Financement politique : un dernier droit avant les changement de règles

Avant les changements de règles, les partis politiques tentent de renflouer leurs caisses.

TORONTO – Avec les nouvelles règles en matière de financement politique qui entreront en vigueur le 1er janvier prochain, les principaux partis politiques ontariens multiplient les efforts pour renflouer les coffres avant la date butoir.

JEAN-FRANÇOIS MORISSETTE 
jmorissette@tfo.org@JFMorissette72

Le Parti libéral de l’Ontario (PLO) a tenu 21 soirées de financement entre le 1er et le 17 décembre. Les prix des billets individuels de ces soirées varient entre 50 $ et 1 000 $, en fonction de la présence de certains députés et de certains ministres.

Du côté du Parti progressiste-conservateur (Parti PC) de l’Ontario, les efforts de financement se sont également multipliés.

Un porte-parole du Nouveau Parti démocratique (NPD) a confirmé à #ONfr que le parti a organisé une seule activité de financement centralisée, mais que d’autres activités dans les différentes circonscriptions ont eu lieu, sans pouvoir en spécifier le nombre.

Un problème d’éthique?

Selon Geneviève Tellier, politologue à l’Université d’Ottawa, il n’est pas illégal pour les partis politiques de faire un grand effort de financement pour profiter des anciennes règles.

« Est-ce que c’est éthique? Ce n’est pas clair. Ça peut l’être oui ou non parce que l’on ne contrevient pas à la loi. D’un autre côté, la loi va changer », explique-t-elle.

Mme Tellier ne se dit cependant pas inquiète de la situation puisque ça ne risque pas de se reproduire prochainement.

« S’ils font cela, c’est probablement que les nouvelles règles vont leur faire mal. Ça va vraiment changer les choses et on peut penser que les nouvelles règles vont apporter quelque chose d’intéressant pour changer les comportements. »

Mme Tellier croit que trois principaux partis ontariens seront perdants en termes de financement. Elle ajoute que les petits partis risquent de tirer avantage de la situation.

Questionnée sur l’éthique de ces efforts de dernière minute, une porte-parole pour le PLO rappelle que c’est la formation politique de Mme Wynne qui avait apporté les changements aux règles de financement. Elle ajoute qu’avant l’entrée en vigueur de ces nouvelles règles, le parti ne faisait que suivre les règles déjà existantes, comme le NPD et le Parti PC, et qu’il respectait ses engagements quant à la tenue d’événements de financement déjà prévus.

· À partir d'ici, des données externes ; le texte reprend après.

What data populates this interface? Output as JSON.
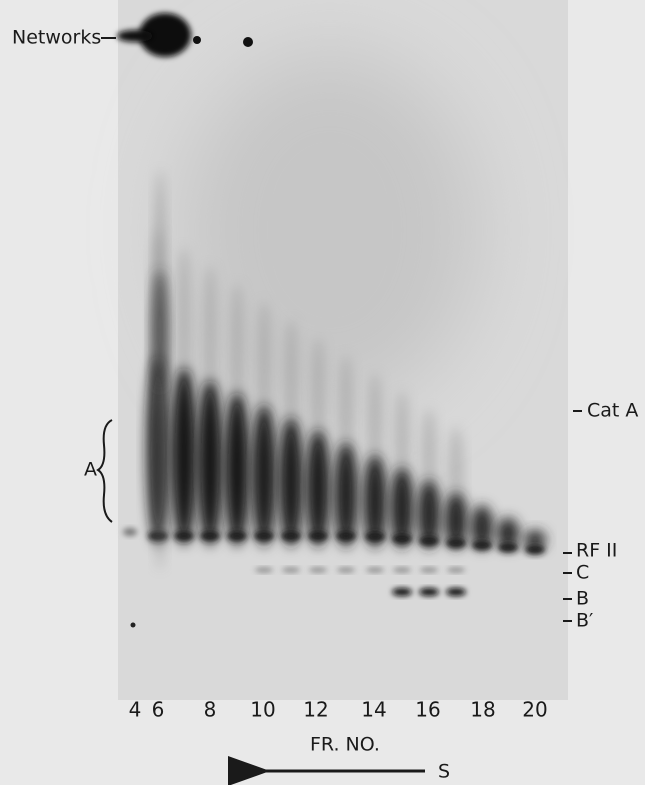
{
  "labels": {
    "networks": "Networks",
    "region": "A",
    "cat_a": "Cat A",
    "rf2": "RF II",
    "c": "C",
    "b": "B",
    "b_prime": "B′"
  },
  "lanes": [
    "4",
    "6",
    "8",
    "10",
    "12",
    "14",
    "16",
    "18",
    "20"
  ],
  "axis_title": "FR. NO.",
  "arrow_label": "S"
}
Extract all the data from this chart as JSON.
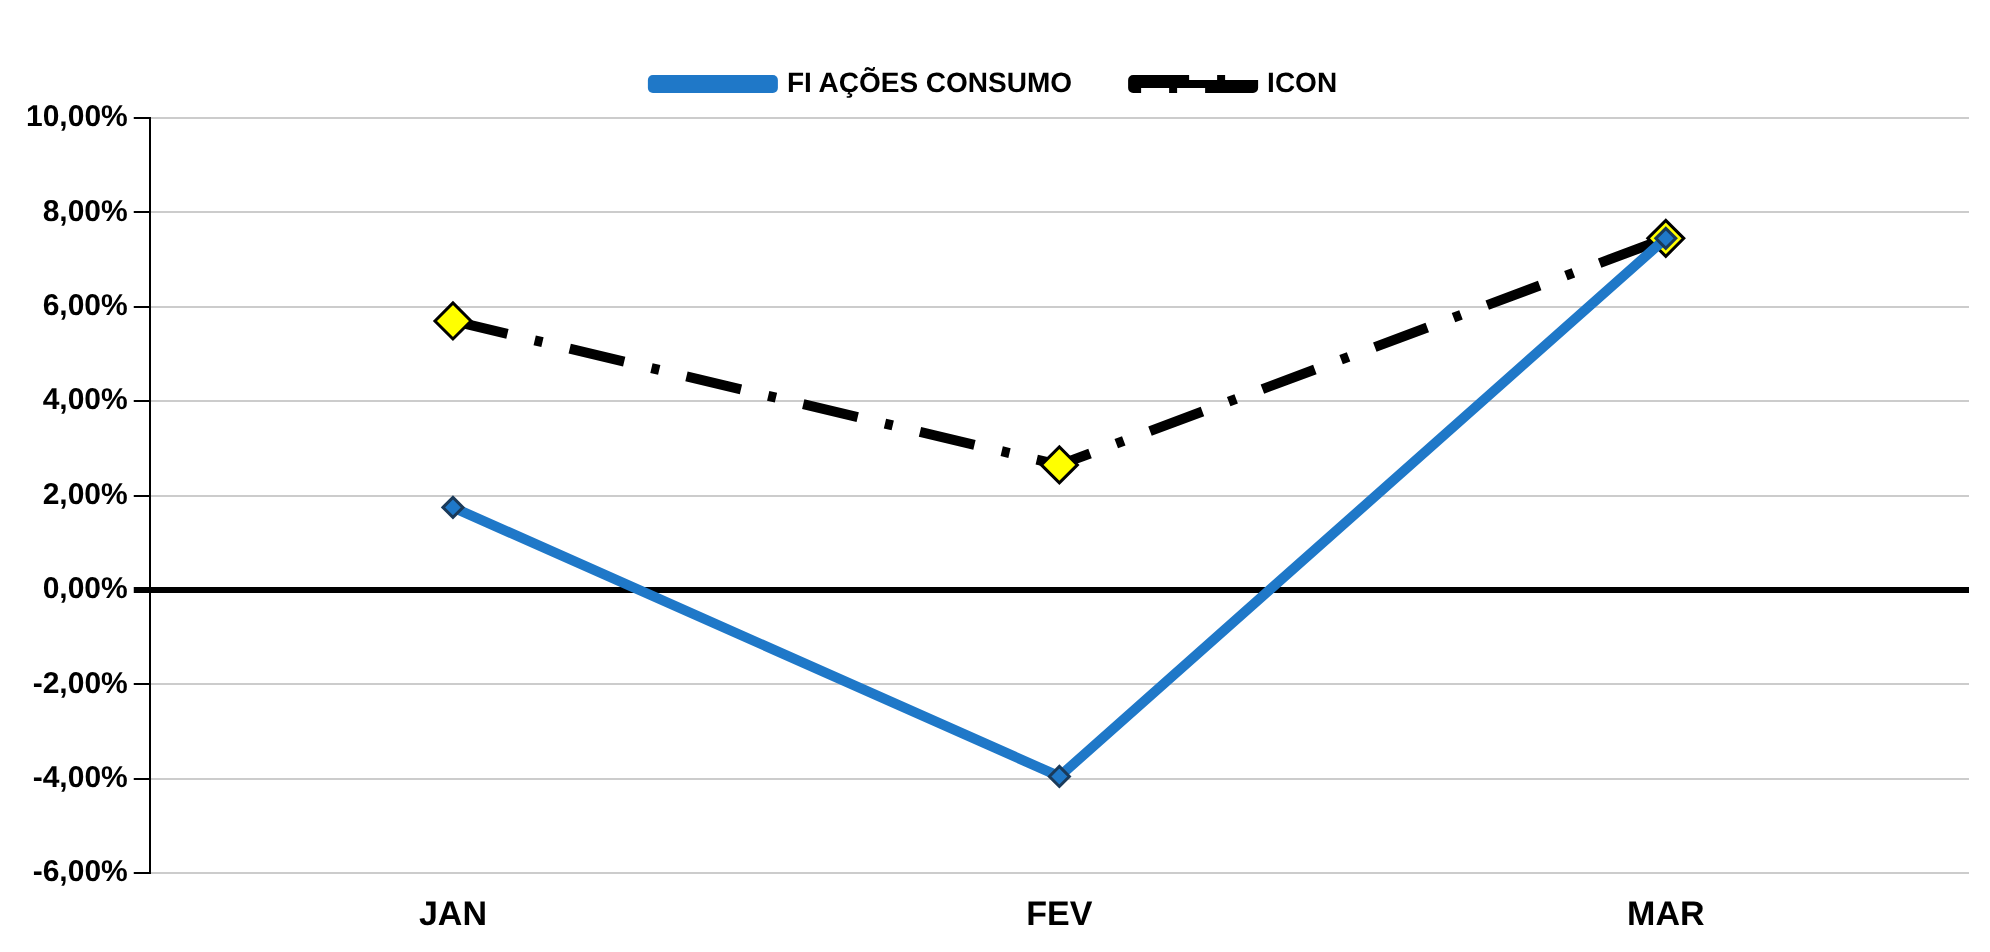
{
  "chart_data": {
    "type": "line",
    "categories": [
      "JAN",
      "FEV",
      "MAR"
    ],
    "series": [
      {
        "name": "FI AÇÕES CONSUMO",
        "color": "#1f78c8",
        "values": [
          1.75,
          -3.95,
          7.45
        ],
        "line_style": "solid"
      },
      {
        "name": "ICON",
        "color": "#000000",
        "values": [
          5.7,
          2.65,
          7.45
        ],
        "line_style": "dashed"
      }
    ],
    "ylim": [
      -6,
      10
    ],
    "yticks": [
      {
        "value": -6,
        "label": "-6,00%"
      },
      {
        "value": -4,
        "label": "-4,00%"
      },
      {
        "value": -2,
        "label": "-2,00%"
      },
      {
        "value": 0,
        "label": "0,00%"
      },
      {
        "value": 2,
        "label": "2,00%"
      },
      {
        "value": 4,
        "label": "4,00%"
      },
      {
        "value": 6,
        "label": "6,00%"
      },
      {
        "value": 8,
        "label": "8,00%"
      },
      {
        "value": 10,
        "label": "10,00%"
      }
    ],
    "grid": "y",
    "legend": "top",
    "marker": "diamond"
  }
}
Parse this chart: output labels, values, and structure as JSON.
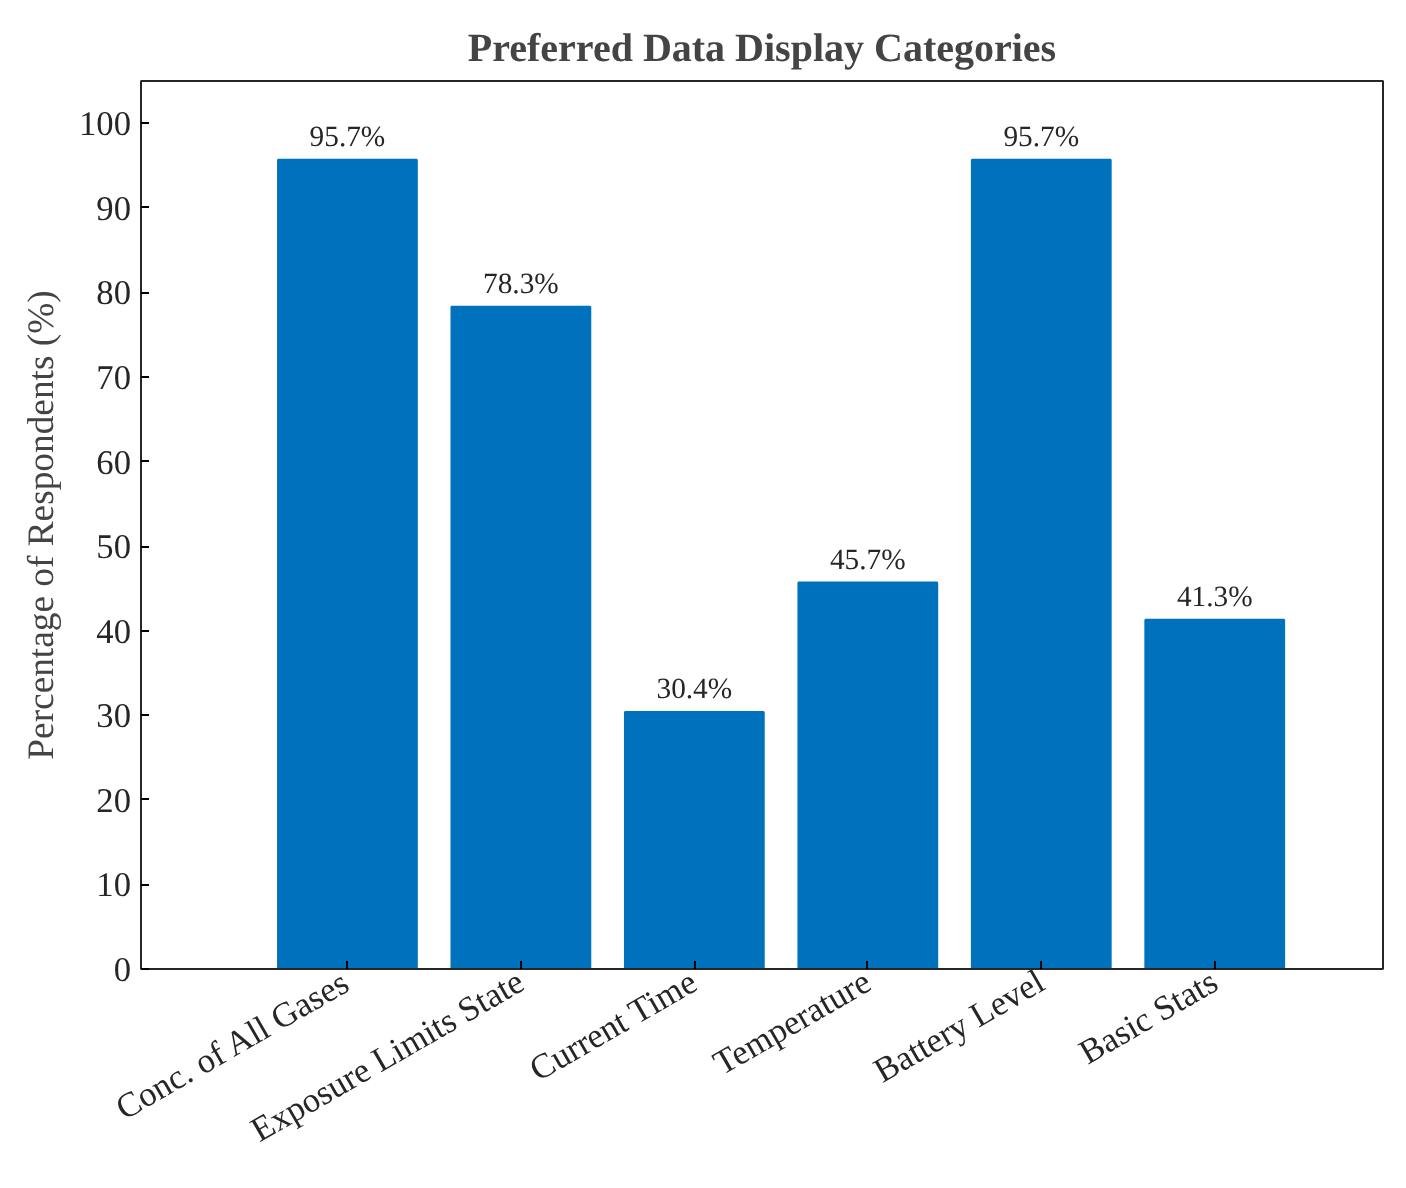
{
  "chart_data": {
    "type": "bar",
    "title": "Preferred Data Display Categories",
    "ylabel": "Percentage of Respondents (%)",
    "categories": [
      "Conc. of All Gases",
      "Exposure Limits State",
      "Current Time",
      "Temperature",
      "Battery Level",
      "Basic Stats"
    ],
    "values": [
      95.7,
      78.3,
      30.4,
      45.7,
      95.7,
      41.3
    ],
    "value_labels": [
      "95.7%",
      "78.3%",
      "30.4%",
      "45.7%",
      "95.7%",
      "41.3%"
    ],
    "color": "#0072bd",
    "ylim": [
      0,
      105
    ],
    "yticks": [
      0,
      10,
      20,
      30,
      40,
      50,
      60,
      70,
      80,
      90,
      100
    ],
    "grid": false
  }
}
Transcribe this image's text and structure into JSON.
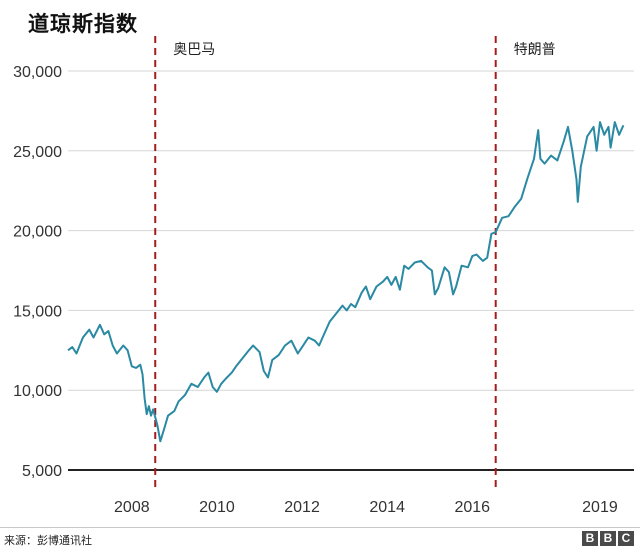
{
  "chart_data": {
    "type": "line",
    "title": "道琼斯指数",
    "xlabel": "",
    "ylabel": "",
    "xlim": [
      2007.0,
      2020.3
    ],
    "ylim": [
      5000,
      30000
    ],
    "yticks": [
      5000,
      10000,
      15000,
      20000,
      25000,
      30000
    ],
    "ytick_labels": [
      "5,000",
      "10,000",
      "15,000",
      "20,000",
      "25,000",
      "30,000"
    ],
    "xticks": [
      2008,
      2010,
      2012,
      2014,
      2016,
      2019
    ],
    "xtick_labels": [
      "2008",
      "2010",
      "2012",
      "2014",
      "2016",
      "2019"
    ],
    "grid": true,
    "series": [
      {
        "color": "#2a89a3",
        "points": [
          [
            2007.0,
            12500
          ],
          [
            2007.1,
            12700
          ],
          [
            2007.2,
            12300
          ],
          [
            2007.35,
            13300
          ],
          [
            2007.5,
            13800
          ],
          [
            2007.6,
            13300
          ],
          [
            2007.75,
            14100
          ],
          [
            2007.85,
            13500
          ],
          [
            2007.95,
            13700
          ],
          [
            2008.05,
            12800
          ],
          [
            2008.15,
            12300
          ],
          [
            2008.3,
            12800
          ],
          [
            2008.4,
            12500
          ],
          [
            2008.5,
            11500
          ],
          [
            2008.6,
            11400
          ],
          [
            2008.7,
            11600
          ],
          [
            2008.75,
            11000
          ],
          [
            2008.8,
            9500
          ],
          [
            2008.85,
            8500
          ],
          [
            2008.9,
            9000
          ],
          [
            2008.95,
            8400
          ],
          [
            2009.0,
            8800
          ],
          [
            2009.1,
            7800
          ],
          [
            2009.17,
            6800
          ],
          [
            2009.25,
            7500
          ],
          [
            2009.35,
            8400
          ],
          [
            2009.5,
            8700
          ],
          [
            2009.6,
            9300
          ],
          [
            2009.75,
            9700
          ],
          [
            2009.9,
            10400
          ],
          [
            2010.05,
            10200
          ],
          [
            2010.2,
            10800
          ],
          [
            2010.3,
            11100
          ],
          [
            2010.4,
            10200
          ],
          [
            2010.5,
            9900
          ],
          [
            2010.6,
            10400
          ],
          [
            2010.7,
            10700
          ],
          [
            2010.85,
            11100
          ],
          [
            2010.95,
            11500
          ],
          [
            2011.1,
            12000
          ],
          [
            2011.25,
            12500
          ],
          [
            2011.35,
            12800
          ],
          [
            2011.5,
            12400
          ],
          [
            2011.6,
            11200
          ],
          [
            2011.7,
            10800
          ],
          [
            2011.8,
            11900
          ],
          [
            2011.95,
            12200
          ],
          [
            2012.1,
            12800
          ],
          [
            2012.25,
            13100
          ],
          [
            2012.4,
            12300
          ],
          [
            2012.5,
            12700
          ],
          [
            2012.65,
            13300
          ],
          [
            2012.8,
            13100
          ],
          [
            2012.9,
            12800
          ],
          [
            2013.0,
            13400
          ],
          [
            2013.15,
            14300
          ],
          [
            2013.3,
            14800
          ],
          [
            2013.45,
            15300
          ],
          [
            2013.55,
            15000
          ],
          [
            2013.65,
            15400
          ],
          [
            2013.75,
            15200
          ],
          [
            2013.9,
            16100
          ],
          [
            2014.0,
            16500
          ],
          [
            2014.1,
            15700
          ],
          [
            2014.25,
            16500
          ],
          [
            2014.4,
            16800
          ],
          [
            2014.5,
            17100
          ],
          [
            2014.6,
            16600
          ],
          [
            2014.7,
            17100
          ],
          [
            2014.8,
            16300
          ],
          [
            2014.9,
            17800
          ],
          [
            2015.0,
            17600
          ],
          [
            2015.15,
            18000
          ],
          [
            2015.3,
            18100
          ],
          [
            2015.45,
            17700
          ],
          [
            2015.55,
            17500
          ],
          [
            2015.62,
            16000
          ],
          [
            2015.7,
            16400
          ],
          [
            2015.85,
            17700
          ],
          [
            2015.95,
            17400
          ],
          [
            2016.05,
            16000
          ],
          [
            2016.12,
            16500
          ],
          [
            2016.25,
            17800
          ],
          [
            2016.4,
            17700
          ],
          [
            2016.5,
            18400
          ],
          [
            2016.6,
            18500
          ],
          [
            2016.75,
            18100
          ],
          [
            2016.85,
            18300
          ],
          [
            2016.95,
            19800
          ],
          [
            2017.05,
            19900
          ],
          [
            2017.2,
            20800
          ],
          [
            2017.35,
            20900
          ],
          [
            2017.5,
            21500
          ],
          [
            2017.65,
            22000
          ],
          [
            2017.8,
            23300
          ],
          [
            2017.95,
            24500
          ],
          [
            2018.05,
            26300
          ],
          [
            2018.1,
            24500
          ],
          [
            2018.2,
            24200
          ],
          [
            2018.35,
            24700
          ],
          [
            2018.5,
            24400
          ],
          [
            2018.65,
            25600
          ],
          [
            2018.75,
            26500
          ],
          [
            2018.85,
            25000
          ],
          [
            2018.95,
            23200
          ],
          [
            2018.98,
            21800
          ],
          [
            2019.05,
            24000
          ],
          [
            2019.2,
            25900
          ],
          [
            2019.35,
            26500
          ],
          [
            2019.42,
            25000
          ],
          [
            2019.5,
            26800
          ],
          [
            2019.6,
            26000
          ],
          [
            2019.7,
            26500
          ],
          [
            2019.75,
            25200
          ],
          [
            2019.85,
            26800
          ],
          [
            2019.95,
            26000
          ],
          [
            2020.05,
            26600
          ]
        ]
      }
    ],
    "annotations": [
      {
        "x": 2009.05,
        "label": "奥巴马"
      },
      {
        "x": 2017.05,
        "label": "特朗普"
      }
    ]
  },
  "footer": {
    "source": "来源：彭博通讯社",
    "logo": [
      "B",
      "B",
      "C"
    ]
  }
}
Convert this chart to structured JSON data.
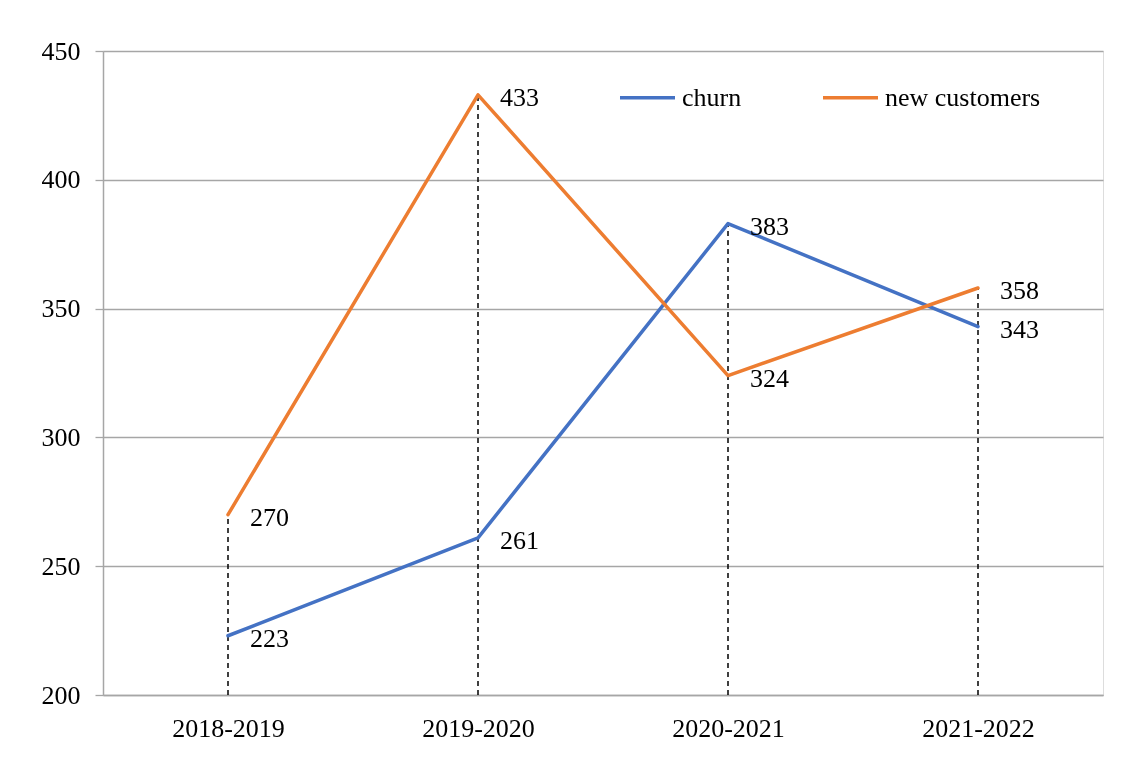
{
  "chart_data": {
    "type": "line",
    "categories": [
      "2018-2019",
      "2019-2020",
      "2020-2021",
      "2021-2022"
    ],
    "series": [
      {
        "name": "churn",
        "color": "#4472c4",
        "values": [
          223,
          261,
          383,
          343
        ]
      },
      {
        "name": "new customers",
        "color": "#ed7d31",
        "values": [
          270,
          433,
          324,
          358
        ]
      }
    ],
    "ylim": [
      200,
      450
    ],
    "yticks": [
      200,
      250,
      300,
      350,
      400,
      450
    ],
    "grid": "y",
    "legend": "top right",
    "data_labels": true,
    "line_style": "solid",
    "ref_lines": [
      {
        "axis": "x",
        "value": "2018-2019",
        "color": "#000000",
        "line_style": "dashed"
      },
      {
        "axis": "x",
        "value": "2019-2020",
        "color": "#000000",
        "line_style": "dashed"
      },
      {
        "axis": "x",
        "value": "2020-2021",
        "color": "#000000",
        "line_style": "dashed"
      },
      {
        "axis": "x",
        "value": "2021-2022",
        "color": "#000000",
        "line_style": "dashed"
      }
    ]
  }
}
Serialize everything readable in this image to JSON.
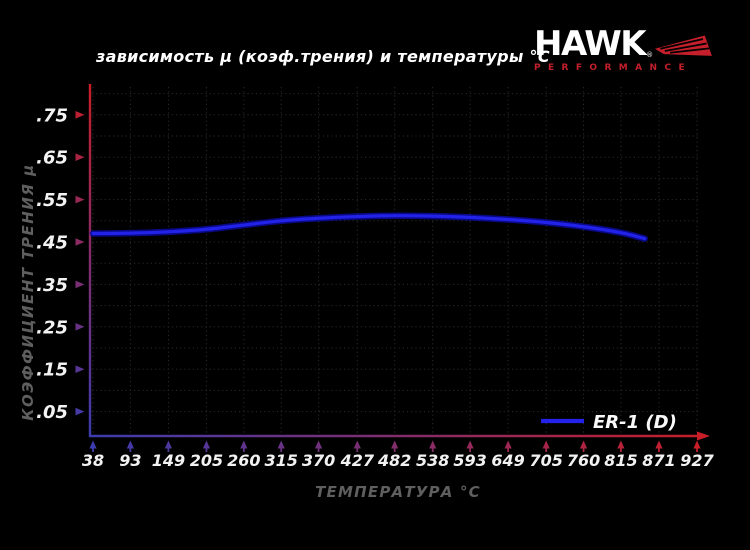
{
  "page": {
    "background": "#000000"
  },
  "logo": {
    "brand": "HAWK",
    "registered_mark": "®",
    "subtitle": "PERFORMANCE",
    "text_color": "#ffffff",
    "accent_color": "#c41f2b"
  },
  "chart_data": {
    "type": "line",
    "title": "зависимость μ (коэф.трения) и температуры °C",
    "xlabel": "ТЕМПЕРАТУРА °C",
    "ylabel": "КОЭФФИЦИЕНТ ТРЕНИЯ μ",
    "x_tick_labels": [
      "38",
      "93",
      "149",
      "205",
      "260",
      "315",
      "370",
      "427",
      "482",
      "538",
      "593",
      "649",
      "705",
      "760",
      "815",
      "871",
      "927"
    ],
    "x_tick_values": [
      38,
      93,
      149,
      205,
      260,
      315,
      370,
      427,
      482,
      538,
      593,
      649,
      705,
      760,
      815,
      871,
      927
    ],
    "y_tick_labels": [
      ".05",
      ".15",
      ".25",
      ".35",
      ".45",
      ".55",
      ".65",
      ".75"
    ],
    "y_tick_values": [
      0.05,
      0.15,
      0.25,
      0.35,
      0.45,
      0.55,
      0.65,
      0.75
    ],
    "xlim": [
      38,
      927
    ],
    "ylim": [
      0,
      0.8
    ],
    "grid": {
      "style": "dotted",
      "color": "#2b2b2b",
      "y_step": 0.05,
      "x_step": "every-tick"
    },
    "axes": {
      "hot_color": "#c81e28",
      "cold_color": "#3c3caf",
      "description": "y-axis red at top to blue at bottom; x-axis blue at left to red at right; arrow tick marks colored along same gradient"
    },
    "series": [
      {
        "name": "ER-1 (D)",
        "color": "#2222e8",
        "halo_color": "#0b0b9e",
        "points": [
          [
            38,
            0.47
          ],
          [
            93,
            0.471
          ],
          [
            149,
            0.474
          ],
          [
            205,
            0.48
          ],
          [
            260,
            0.49
          ],
          [
            315,
            0.5
          ],
          [
            370,
            0.506
          ],
          [
            427,
            0.51
          ],
          [
            482,
            0.512
          ],
          [
            538,
            0.511
          ],
          [
            593,
            0.508
          ],
          [
            649,
            0.503
          ],
          [
            705,
            0.496
          ],
          [
            760,
            0.486
          ],
          [
            815,
            0.472
          ],
          [
            850,
            0.458
          ]
        ]
      }
    ],
    "legend": {
      "position": "bottom-right",
      "label": "ER-1 (D)"
    },
    "tick_text_color": "#f2f2f2",
    "axis_title_color": "#5f5f5f"
  }
}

Il y a quelques semaines, la directrice des communications du chef du Parti PC, Tamara Macgregor, avait indiqué à #ONfr que malgré la longue période avant la prochaine élection générale, le parti espérait pouvoir capitaliser sur la popularité du chef Patrick Brown, en avance dans les sondages si une élection avait lieu aujourd’hui, sans pour autant justifier les efforts de financement du parti.

Les politiciens bannis de ces événements

À partir du 1er janvier prochain, il sera interdit aux députés provinciaux, aux candidats, aux chefs de parti, aux candidats à l’investiture et même aux candidats à la direction d’un parti d’assister à des activités de financement à des fins politiques. Les nouvelles règles vont même plus loin encore, alors que de nombreux membres du personnel politique seront assujettis à la même restriction que leur patron, y compris le personnel du cabinet de la première ministre, le personnel des chefs de partis et les chefs de cabinet des ministres.

Il sera également interdit à des personnes morales et à des syndicats de faire des contributions à des partis, des candidats, des associations de circonscription, des candidats à l’investiture et des candidats à la direction d’un parti.

Pour la députée du NPD, Catherine Fife, même si les politiciens n’ont plus accès à des soirées de financement, la loi n’est pas parfaite pour autant.

« Il existe encore une manière d’avoir accès à des politiciens moyennant une somme d’argent. Nous (au NPD) voulions que le commissariat à l’éthique ait plus de pouvoir pour empêcher les conflits d’intérêts », explique la députée.

Elle déplore aussi que rien n’ait été ajouté dans la loi pour limiter les publicités partisanes, comme ce fut dénoncé dans le plus récent rapport de la vérificatrice générale de l’Ontario.

« La nouvelle loi est un pas dans la bonne direction, c’est certain. Mais est-ce que les libéraux ont manqué une chance? Je crois que oui », conclut Catherine Fife.

La nouvelle loi sur le financement politique a été adoptée par les députés de Queen’s Park le 1er décembre dernier.